Thought for the Day - 23/08/2014 - Anna Magnusson
Edinburgh during the Festival feels to me as if the city’s throwing its arms out and welcoming the world. You can feel the energy and life. And I say that as a proud Glaswegian who’s still basking in the afterglow of the Commonwealth Games…
But standing here, I’m also thinking of another place where celebrations happened this month. A week ago today I was sitting at a café table in a village in the south of France. I was listening to an earnest young man called Remy talking about the liberation of Provence in August 1944. The Allied landings along the Mediterranean beaches took place 10 weeks after the D-Day invasion of Normandy.
It’s a story we don’t hear much about, but in France it’s commemorated every year in villages and towns all over the South.

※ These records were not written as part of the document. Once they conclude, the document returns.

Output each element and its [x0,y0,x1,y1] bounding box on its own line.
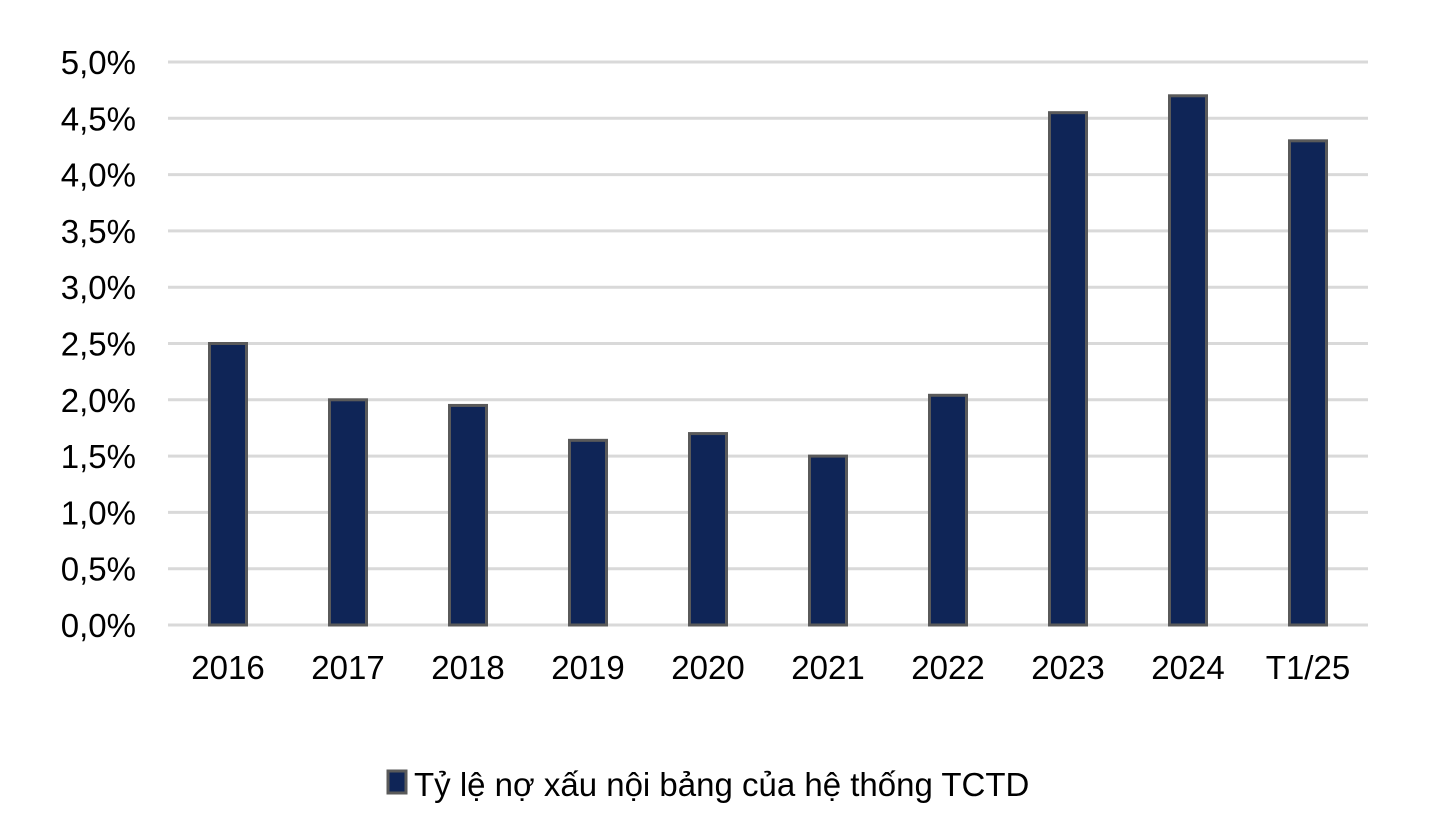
x-tick-label: 2021 [791,649,864,686]
bar-2018 [448,403,488,627]
x-tick-label: 2019 [551,649,624,686]
y-tick-label: 0,0% [61,607,136,644]
y-tick-label: 4,5% [61,100,136,137]
y-tick-label: 0,5% [61,551,136,588]
y-tick-label: 4,0% [61,157,136,194]
bars [208,94,1328,627]
bar-2016 [208,342,248,627]
bar-2020 [688,432,728,627]
bar-2022 [928,393,968,627]
x-tick-label: 2016 [191,649,264,686]
y-tick-label: 5,0% [61,44,136,81]
legend-swatch [386,769,408,795]
x-tick-label: 2023 [1031,649,1104,686]
x-tick-label: 2024 [1151,649,1224,686]
y-axis-ticks: 0,0% 0,5% 1,0% 1,5% 2,0% 2,5% 3,0% 3,5% 4,0% 4,5%… [61,44,136,644]
bar-2017 [328,398,368,627]
bar-2023 [1048,111,1088,627]
x-axis-ticks: 2016 2017 2018 2019 2020 2021 2022 2023 2024 T1/2… [191,649,1350,686]
x-tick-label: 2022 [911,649,984,686]
bar-2021 [808,454,848,627]
x-tick-label: 2020 [671,649,744,686]
x-tick-label: 2017 [311,649,384,686]
y-tick-label: 2,0% [61,382,136,419]
bar-t1-25 [1288,139,1328,627]
legend: Tỷ lệ nợ xấu nội bảng của hệ thống TCTD [386,766,1029,803]
legend-label: Tỷ lệ nợ xấu nội bảng của hệ thống TCTD [414,766,1029,803]
y-tick-label: 1,5% [61,438,136,475]
y-tick-label: 1,0% [61,494,136,531]
x-tick-label: T1/25 [1266,649,1350,686]
y-tick-label: 2,5% [61,326,136,363]
bar-2019 [568,438,608,627]
y-tick-label: 3,5% [61,213,136,250]
y-tick-label: 3,0% [61,269,136,306]
x-tick-label: 2018 [431,649,504,686]
bar-2024 [1168,94,1208,627]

In my village the rose was flowing, and people lined the streets as the fete began with a parade of 1940s vehicles driven by men in authentic military uniforms.
That’s when I met Remy. He was driving a jeep, and dressed as an RAF pilot officer, with a peaked cap just a tiny bit too big. He’s part of a Re-enactment Association and every summer for ten days he takes part in fetes like this in different local villages. Remy couldn’t have been more than thirty. He was born many decades after the Liberation of France, but he regularly visits schools to tell children the story of the war.
It might seem odd to link my French village to Edinburgh at Festival time, but the fact is that the first Festival in 1947 emerged from the darkness and dearth of the war. It was the brainchild of Rudolf Bing, an Austrian-Jew and opera impresario who’d fled Nazi Germany in the 1930s. The founders of the Festival wanted it to be what they called ‘a platform for the flowering of the human spirit'. They believed that art and culture could bring people together from across the world.
The Christian theologian Dietrich Bonhoeffer described optimism as ‘a source of inspiration, of vitality and hope where others have resigned; it enables a man to hold his head high’ he said , ‘ to claim the future for himself and not to abandon it to his enemy.”
There are different ways of celebrating liberation. My French village commemorated freedom from war by re-enacting the past, and raising a glass to life and sunshine. Here in Edinburgh, the Festival unleashed a magnificent creative imagination: born of the heart, the soul and the spirit – and never exhausted.